At a Pentagon briefing December 3, Rumsfeld said that "for more than a decade Iraq has been pursuing weapons of mass destruction, in defiance now of ... some 16 resolutions of the [U.N.] Security Council."
Only when President Bush took the case to Congress first, then to the United Nations, and made clear that he, the United States, and a coalition, were prepared to take military action if Iraq refused to disarm itself of those weapons did the Iraqi regime allow weapons inspectors to return, he said.
"With the passage of the new U.N. resolution and the strong statement by our NATO allies in Prague, Saddam Hussein now faces a choice: to disarm or face the possibility of being disarmed," he said.
Rumsfeld said that U.N. Security Council Resolution 1441 also requires Iraq to end repression of its civilian population.
"That repression is well documented in the British government's new human rights dossier, which details the systematic terror that the Iraq regime has and is currently inflicting on its own people," he said. "According to the U.K. report, some 100,000 Kurds in northern Iraq -- innocent men, women and children -- have been killed.
"Shi'ite Muslims, who make up more than half of the population of that country, have also been systematically attacked, and millions of Iraqis have been forced to flee their homeland," Rumsfeld said.

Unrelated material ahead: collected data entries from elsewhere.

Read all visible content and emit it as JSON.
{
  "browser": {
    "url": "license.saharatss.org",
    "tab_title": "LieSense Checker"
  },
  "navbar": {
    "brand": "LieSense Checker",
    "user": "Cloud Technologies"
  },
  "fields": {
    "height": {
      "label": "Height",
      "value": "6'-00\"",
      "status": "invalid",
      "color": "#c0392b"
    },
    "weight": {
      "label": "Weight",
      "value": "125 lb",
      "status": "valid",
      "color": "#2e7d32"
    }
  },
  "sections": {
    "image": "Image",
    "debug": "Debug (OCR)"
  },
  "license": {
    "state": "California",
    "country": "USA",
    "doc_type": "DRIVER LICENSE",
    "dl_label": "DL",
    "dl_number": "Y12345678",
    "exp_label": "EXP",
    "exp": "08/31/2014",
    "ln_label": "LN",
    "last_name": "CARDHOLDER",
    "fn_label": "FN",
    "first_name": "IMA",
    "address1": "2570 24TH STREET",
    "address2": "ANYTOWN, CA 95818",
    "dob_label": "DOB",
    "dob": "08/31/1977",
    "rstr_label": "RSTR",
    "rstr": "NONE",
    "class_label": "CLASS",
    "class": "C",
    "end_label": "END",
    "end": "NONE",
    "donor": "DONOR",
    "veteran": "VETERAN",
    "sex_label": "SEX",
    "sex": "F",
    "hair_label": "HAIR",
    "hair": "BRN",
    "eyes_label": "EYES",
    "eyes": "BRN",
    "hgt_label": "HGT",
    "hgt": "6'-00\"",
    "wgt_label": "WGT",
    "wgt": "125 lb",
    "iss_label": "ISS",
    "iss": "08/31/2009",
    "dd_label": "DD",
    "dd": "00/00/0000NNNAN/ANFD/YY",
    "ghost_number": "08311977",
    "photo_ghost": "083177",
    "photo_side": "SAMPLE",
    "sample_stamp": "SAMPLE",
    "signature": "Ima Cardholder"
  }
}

That this pattern of human rights violations "seems not of concern to some nations is disturbing."
At the same briefing, General Richard Myers, chairman of the Joint Chiefs of Staff, said the United States and coalition forces are continuing to make progress in helping Afghanistan establish its national army. A fifth Afghan battalion has just completed basic training, and a sixth, composed of more than 700 recruits, soon will begin the 10-week training program under the French, he said.
Myers said coalition aircraft have been fired upon on 17 of the last 24 days in operations over the Southern and Northern no-fly zones in Iraq.
He highlighted one case in which coalition forces responded by dropping 23 precision-guided weapons from 13 combat aircraft on Iraqi air defense sites in the south, near al-Basra and al Kut.